The Theresa Hotel, east of Yeni Erenkoy, has modest accommodations, but the quality of the rustic rural mezze with salad, wonderful deep-fried fish, and possibly the greatest fries on the island pushes this institution to a higher level.
Balci Plaza, located two kilometers east of the Theresa Hotel, offers bed and breakfast as well as self-catering options for families. The apartments are well-equipped and have twin-bedded rooms that can accommodate two or four people. There are cot beds in some of the two-bedroom flats, as well as a sofa bed. A little sandy cove a short walk away offers an honesty bar with a well-stocked fridge, and the main dining area is likewise a short walk from the main accommodation structure. With only twelve units, this is a particularly popular spot in the summer, thus reservations are required.

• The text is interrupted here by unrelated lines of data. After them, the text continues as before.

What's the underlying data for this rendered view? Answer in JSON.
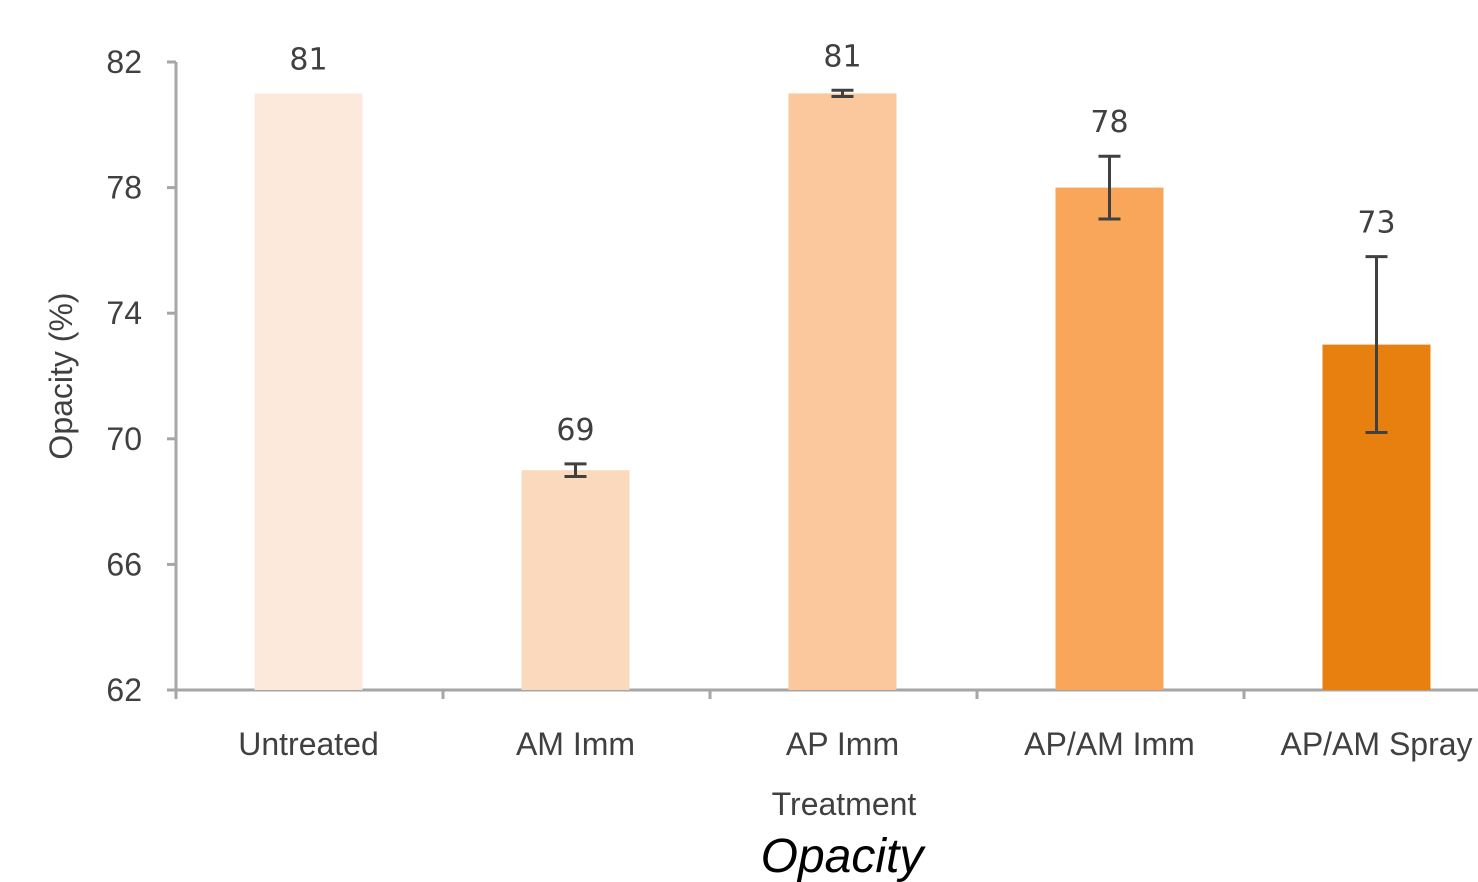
{
  "chart_data": {
    "type": "bar",
    "categories": [
      "Untreated",
      "AM Imm",
      "AP Imm",
      "AP/AM Imm",
      "AP/AM Spray"
    ],
    "values": [
      81,
      69,
      81,
      78,
      73
    ],
    "data_labels": [
      "81",
      "69",
      "81",
      "78",
      "73"
    ],
    "error_bars": [
      {
        "low": 81,
        "high": 81
      },
      {
        "low": 68.8,
        "high": 69.2
      },
      {
        "low": 80.9,
        "high": 81.1
      },
      {
        "low": 77.0,
        "high": 79.0
      },
      {
        "low": 70.2,
        "high": 75.8
      }
    ],
    "bar_colors": [
      "#fde9dc",
      "#fbd9bd",
      "#fbc79d",
      "#f9a65a",
      "#e8800f"
    ],
    "axis_color": "#a6a6a6",
    "error_bar_color": "#404040",
    "ylim": [
      62,
      82
    ],
    "yticks": [
      "62",
      "66",
      "70",
      "74",
      "78",
      "82"
    ],
    "ytick_values": [
      62,
      66,
      70,
      74,
      78,
      82
    ],
    "ylabel": "Opacity (%)",
    "xlabel": "Treatment",
    "caption": "Opacity",
    "grid": false,
    "legend": "none"
  }
}
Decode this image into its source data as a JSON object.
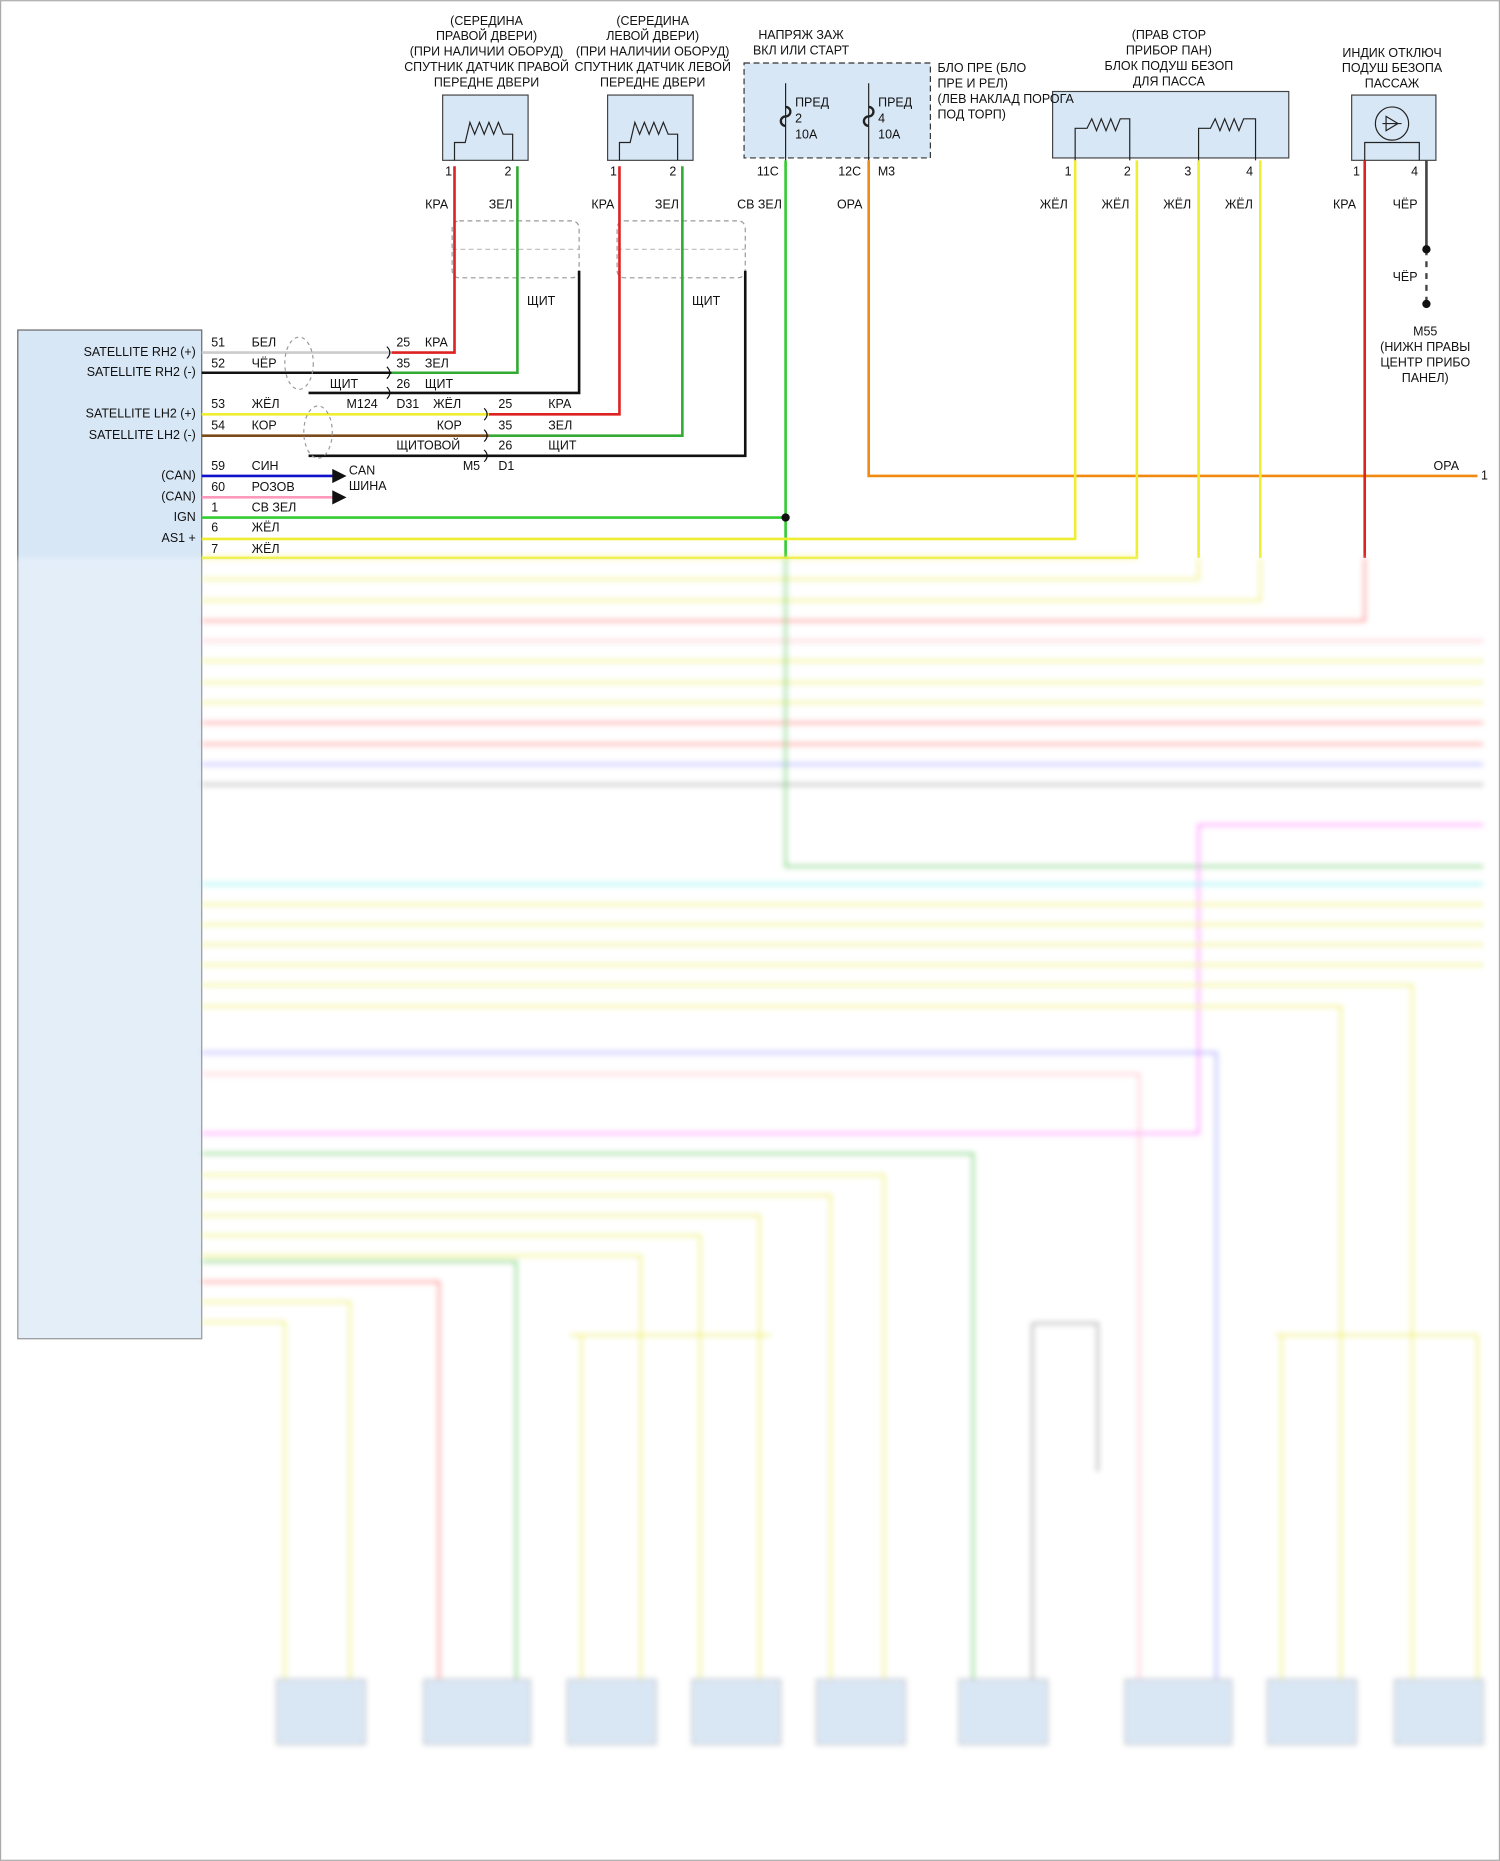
{
  "right_sensor": {
    "title_lines": [
      "(СЕРЕДИНА",
      "ПРАВОЙ ДВЕРИ)",
      "(ПРИ НАЛИЧИИ ОБОРУД)",
      "СПУТНИК ДАТЧИК ПРАВОЙ",
      "ПЕРЕДНЕ ДВЕРИ"
    ],
    "pins": [
      "1",
      "2"
    ],
    "wires": [
      "КРА",
      "ЗЕЛ"
    ],
    "shield": "ЩИТ"
  },
  "left_sensor": {
    "title_lines": [
      "(СЕРЕДИНА",
      "ЛЕВОЙ ДВЕРИ)",
      "(ПРИ НАЛИЧИИ ОБОРУД)",
      "СПУТНИК ДАТЧИК ЛЕВОЙ",
      "ПЕРЕДНЕ ДВЕРИ"
    ],
    "pins": [
      "1",
      "2"
    ],
    "wires": [
      "КРА",
      "ЗЕЛ"
    ],
    "shield": "ЩИТ"
  },
  "fuse_block": {
    "title_lines": [
      "НАПРЯЖ ЗАЖ",
      "ВКЛ ИЛИ СТАРТ"
    ],
    "fuses": [
      [
        "ПРЕД",
        "2",
        "10A"
      ],
      [
        "ПРЕД",
        "4",
        "10A"
      ]
    ],
    "location_lines": [
      "БЛО ПРЕ (БЛО",
      "ПРЕ И РЕЛ)",
      "(ЛЕВ НАКЛАД ПОРОГА",
      "ПОД ТОРП)"
    ],
    "pins": [
      "11C",
      "12C",
      "M3"
    ],
    "wires": [
      "СВ ЗЕЛ",
      "ОРА"
    ]
  },
  "passenger_block": {
    "title_lines": [
      "(ПРАВ СТОР",
      "ПРИБОР ПАН)",
      "БЛОК ПОДУШ БЕЗОП",
      "ДЛЯ ПАССА"
    ],
    "pins": [
      "1",
      "2",
      "3",
      "4"
    ],
    "wires": [
      "ЖЁЛ",
      "ЖЁЛ",
      "ЖЁЛ",
      "ЖЁЛ"
    ]
  },
  "indicator": {
    "title_lines": [
      "ИНДИК ОТКЛЮЧ",
      "ПОДУШ БЕЗОПА",
      "ПАССАЖ"
    ],
    "pins": [
      "1",
      "4"
    ],
    "wires": [
      "КРА",
      "ЧЁР",
      "ЧЁР"
    ]
  },
  "ground": {
    "lines": [
      "M55",
      "(НИЖН ПРАВЫ",
      "ЦЕНТР ПРИБО",
      "ПАНЕЛ)"
    ]
  },
  "module": {
    "pin_labels": [
      "SATELLITE RH2 (+)",
      "SATELLITE RH2 (-)",
      "SATELLITE LH2 (+)",
      "SATELLITE LH2 (-)",
      "(CAN)",
      "(CAN)",
      "IGN",
      "AS1 +"
    ],
    "pins": [
      "51",
      "52",
      "53",
      "54",
      "59",
      "60",
      "1",
      "6",
      "7"
    ],
    "wires": [
      "БЕЛ",
      "ЧЁР",
      "ЖЁЛ",
      "КОР",
      "СИН",
      "РОЗОВ",
      "СВ ЗЕЛ",
      "ЖЁЛ",
      "ЖЁЛ"
    ]
  },
  "connectors": {
    "rh": [
      "25",
      "КРА",
      "35",
      "ЗЕЛ",
      "ЩИТ",
      "26",
      "ЩИТ",
      "M124",
      "D31"
    ],
    "lh": [
      "ЖЁЛ",
      "25",
      "КРА",
      "КОР",
      "35",
      "ЗЕЛ",
      "ЩИТОВОЙ",
      "26",
      "ЩИТ",
      "M5",
      "D1"
    ],
    "can": [
      "CAN",
      "ШИНА"
    ],
    "orange_end": [
      "ОРА",
      "1"
    ]
  }
}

Villa Lembos is a group of tiny isolated and semi-detached houses in Dipkarpaz, near Ayios Philon. There are twin and double beds, good bathroom rooms, a refrigerator, and everything is completed to an exceptionally high standard. There is a good a la carte menu with Turkish food for lunch and dinner, as well as a filling breakfast. The gardens are well-designed, colorful, and well-maintained.